Het beroep is ongegrond. Eiser krijgt geen vergoeding van zijn proceskosten
.

Beslissing

De rechtbank verklaart het beroep ongegrond.
Deze uitspraak is gedaan door mr. S. Kompier, rechter, in aanwezigheid van mr. V. Bouman, griffier.
Uitgesproken in het openbaar en bekendgemaakt op:
Informatie over hoger beroep
Een partij die het niet eens is met deze uitspraak, kan een hogerberoepschrift sturen naar de Afdeling bestuursrechtspraak van de Raad van State waarin wordt uitgelegd waarom deze partij het niet eens is met de uitspraak. Het hogerberoepschrift moet worden ingediend binnen 1 week na de dag waarop deze uitspraak is verzonden.
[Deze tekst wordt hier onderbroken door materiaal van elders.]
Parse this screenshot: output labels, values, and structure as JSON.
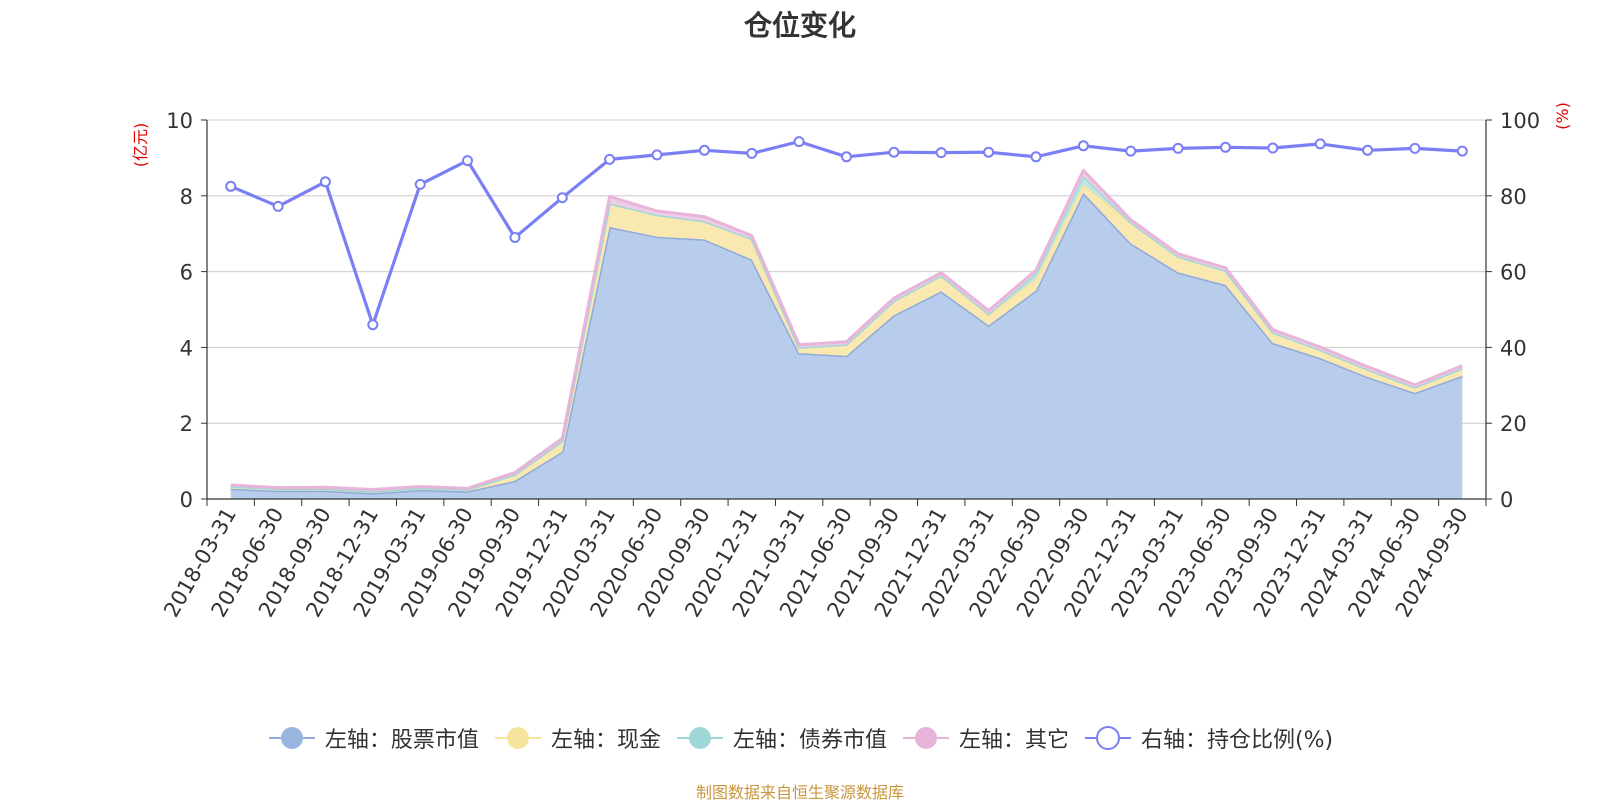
{
  "title": "仓位变化",
  "source_note": "制图数据来自恒生聚源数据库",
  "chart_data": {
    "type": "area",
    "categories": [
      "2018-03-31",
      "2018-06-30",
      "2018-09-30",
      "2018-12-31",
      "2019-03-31",
      "2019-06-30",
      "2019-09-30",
      "2019-12-31",
      "2020-03-31",
      "2020-06-30",
      "2020-09-30",
      "2020-12-31",
      "2021-03-31",
      "2021-06-30",
      "2021-09-30",
      "2021-12-31",
      "2022-03-31",
      "2022-06-30",
      "2022-09-30",
      "2022-12-31",
      "2023-03-31",
      "2023-06-30",
      "2023-09-30",
      "2023-12-31",
      "2024-03-31",
      "2024-06-30",
      "2024-09-30"
    ],
    "left_axis": {
      "unit_label": "(亿元)",
      "ylim": [
        0,
        10
      ],
      "ticks": [
        "0",
        "2",
        "4",
        "6",
        "8",
        "10"
      ]
    },
    "right_axis": {
      "unit_label": "(%)",
      "ylim": [
        0,
        100
      ],
      "ticks": [
        "0",
        "20",
        "40",
        "60",
        "80",
        "100"
      ]
    },
    "grid": true,
    "legend_position": "bottom",
    "stacked_series": [
      {
        "name": "左轴：股票市值",
        "axis": "left",
        "color": "#8faadc",
        "fill": "#b8cceb",
        "values": [
          0.27,
          0.22,
          0.22,
          0.15,
          0.24,
          0.2,
          0.48,
          1.25,
          7.18,
          6.92,
          6.85,
          6.32,
          3.85,
          3.78,
          4.85,
          5.48,
          4.58,
          5.5,
          8.08,
          6.75,
          5.98,
          5.65,
          4.12,
          3.72,
          3.22,
          2.8,
          3.25
        ]
      },
      {
        "name": "左轴：现金",
        "axis": "left",
        "color": "#f7e49c",
        "fill": "#f9e8b0",
        "values": [
          0.06,
          0.05,
          0.05,
          0.05,
          0.05,
          0.05,
          0.17,
          0.28,
          0.62,
          0.58,
          0.48,
          0.55,
          0.15,
          0.3,
          0.38,
          0.42,
          0.28,
          0.32,
          0.22,
          0.55,
          0.42,
          0.38,
          0.28,
          0.22,
          0.2,
          0.15,
          0.2
        ]
      },
      {
        "name": "左轴：债券市值",
        "axis": "left",
        "color": "#9fd7d9",
        "fill": "#bde6e7",
        "values": [
          0,
          0,
          0,
          0,
          0,
          0,
          0,
          0,
          0,
          0,
          0,
          0,
          0,
          0,
          0,
          0,
          0.03,
          0.14,
          0.22,
          0,
          0,
          0,
          0,
          0,
          0,
          0,
          0
        ]
      },
      {
        "name": "左轴：其它",
        "axis": "left",
        "color": "#e8b4d9",
        "fill": "#f0cde6",
        "values": [
          0.04,
          0.03,
          0.04,
          0.05,
          0.04,
          0.03,
          0.05,
          0.07,
          0.18,
          0.1,
          0.12,
          0.08,
          0.07,
          0.07,
          0.07,
          0.07,
          0.08,
          0.08,
          0.15,
          0.07,
          0.07,
          0.07,
          0.07,
          0.07,
          0.07,
          0.06,
          0.07
        ]
      }
    ],
    "line_series": [
      {
        "name": "右轴：持仓比例(%)",
        "axis": "right",
        "color": "#7b7ff5",
        "values": [
          82.5,
          77.2,
          83.7,
          46.0,
          83.0,
          89.3,
          69.0,
          79.5,
          89.6,
          90.8,
          92.0,
          91.2,
          94.3,
          90.3,
          91.5,
          91.4,
          91.5,
          90.3,
          93.2,
          91.8,
          92.5,
          92.8,
          92.6,
          93.7,
          92.0,
          92.5,
          91.8
        ]
      }
    ]
  }
}
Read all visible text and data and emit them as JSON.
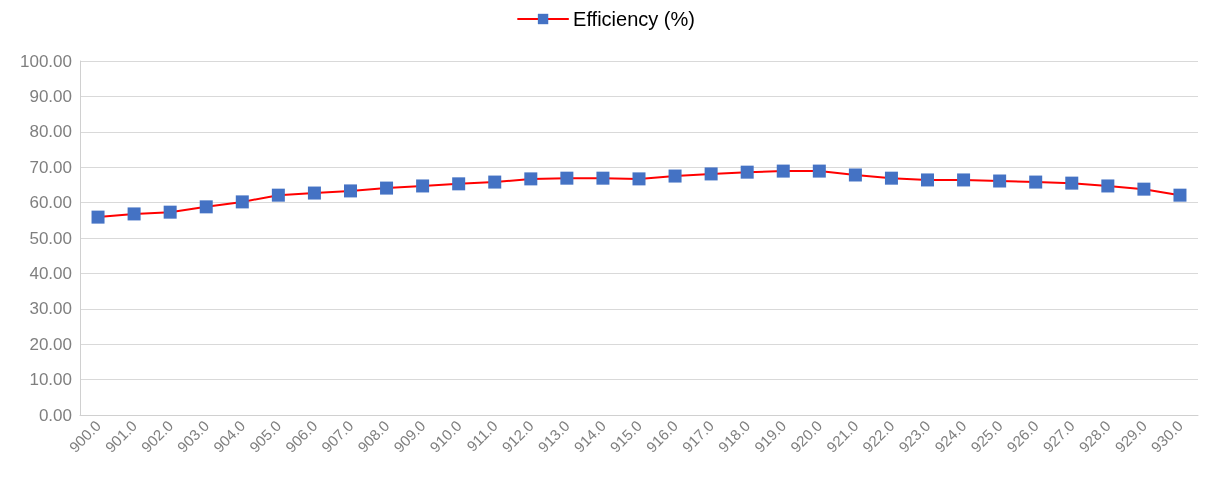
{
  "chart_data": {
    "type": "line",
    "categories": [
      "900.0",
      "901.0",
      "902.0",
      "903.0",
      "904.0",
      "905.0",
      "906.0",
      "907.0",
      "908.0",
      "909.0",
      "910.0",
      "911.0",
      "912.0",
      "913.0",
      "914.0",
      "915.0",
      "916.0",
      "917.0",
      "918.0",
      "919.0",
      "920.0",
      "921.0",
      "922.0",
      "923.0",
      "924.0",
      "925.0",
      "926.0",
      "927.0",
      "928.0",
      "929.0",
      "930.0"
    ],
    "series": [
      {
        "name": "Efficiency (%)",
        "color": "#ff0000",
        "colors": [
          "#4472c4",
          "#4472c4",
          "#4472c4",
          "#4472c4",
          "#4472c4",
          "#4472c4",
          "#4472c4",
          "#4472c4",
          "#4472c4",
          "#4472c4",
          "#4472c4",
          "#4472c4",
          "#4472c4",
          "#4472c4",
          "#4472c4",
          "#4472c4",
          "#4472c4",
          "#4472c4",
          "#4472c4",
          "#4472c4",
          "#4472c4",
          "#4472c4",
          "#4472c4",
          "#4472c4",
          "#4472c4",
          "#4472c4",
          "#4472c4",
          "#4472c4",
          "#4472c4",
          "#4472c4",
          "#4472c4"
        ],
        "values": [
          55.9,
          56.8,
          57.3,
          58.8,
          60.2,
          62.1,
          62.7,
          63.3,
          64.1,
          64.7,
          65.3,
          65.8,
          66.7,
          66.9,
          66.9,
          66.7,
          67.5,
          68.1,
          68.6,
          68.9,
          68.9,
          67.8,
          66.9,
          66.4,
          66.4,
          66.1,
          65.8,
          65.5,
          64.7,
          63.8,
          62.1
        ]
      }
    ],
    "ylim": [
      0,
      100
    ],
    "yticks": [
      {
        "value": 0,
        "label": "0.00"
      },
      {
        "value": 10,
        "label": "10.00"
      },
      {
        "value": 20,
        "label": "20.00"
      },
      {
        "value": 30,
        "label": "30.00"
      },
      {
        "value": 40,
        "label": "40.00"
      },
      {
        "value": 50,
        "label": "50.00"
      },
      {
        "value": 60,
        "label": "60.00"
      },
      {
        "value": 70,
        "label": "70.00"
      },
      {
        "value": 80,
        "label": "80.00"
      },
      {
        "value": 90,
        "label": "90.00"
      },
      {
        "value": 100,
        "label": "100.00"
      }
    ],
    "grid": "y",
    "legend": "top",
    "marker": "square",
    "line_style": "solid"
  }
}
Kan de indiener de behandeling van het hoger beroep niet afwachten, omdat de zaak spoed heeft, dan kan de indiener de voorzieningenrechter van de Afdeling bestuursrechtspraak van de Raad van State vragen om een voorlopige voorziening (een tijdelijke maatregel) te treffen.

Voetnoten

1.Vreemdelingenwet 2000
2.Zaaknummer 20220479211/V2.
4.Verslag gehoor opvolgende aanvraag, p. 8 en 17.
5.4 augustus 2021, ECLI:NL:RVS:2021:1754 en WI 2019/17 Horen en beslissen in zaken waarin lhbti-gerichtheid als asielmotief is aangevoerd.
6.De rechtbank verwijst op punten 11 tot en met 14 van het beroepschrift.
7.Zie ter vergelijking bv. ABRvS 4 juli 2018, ECLI:NL:RVS:2018:2169.
8.Eiser verwijst naar artikel 17, derde lid, van de Procedurerichtlijn waaruit deze mogelijkheid volgt.
9.Verslag opvolgende aanvraag, p. 18.
10.Verslag opvolgende aanvraag, p. 18.
12.12 augustus 2020, ECLI:NL:RVS:2020:1885, onder 6.3.
13.4 augustus 2021, ECLI:NL:RVS:2021:1754, onder 3.2
14.4 augustus 2021, ECLI:NL:RVS:2021:1754, onder 3.4.
15.Zie 26 januari 2024, ECLI:NL:RVS:2024:300, onder 3.1.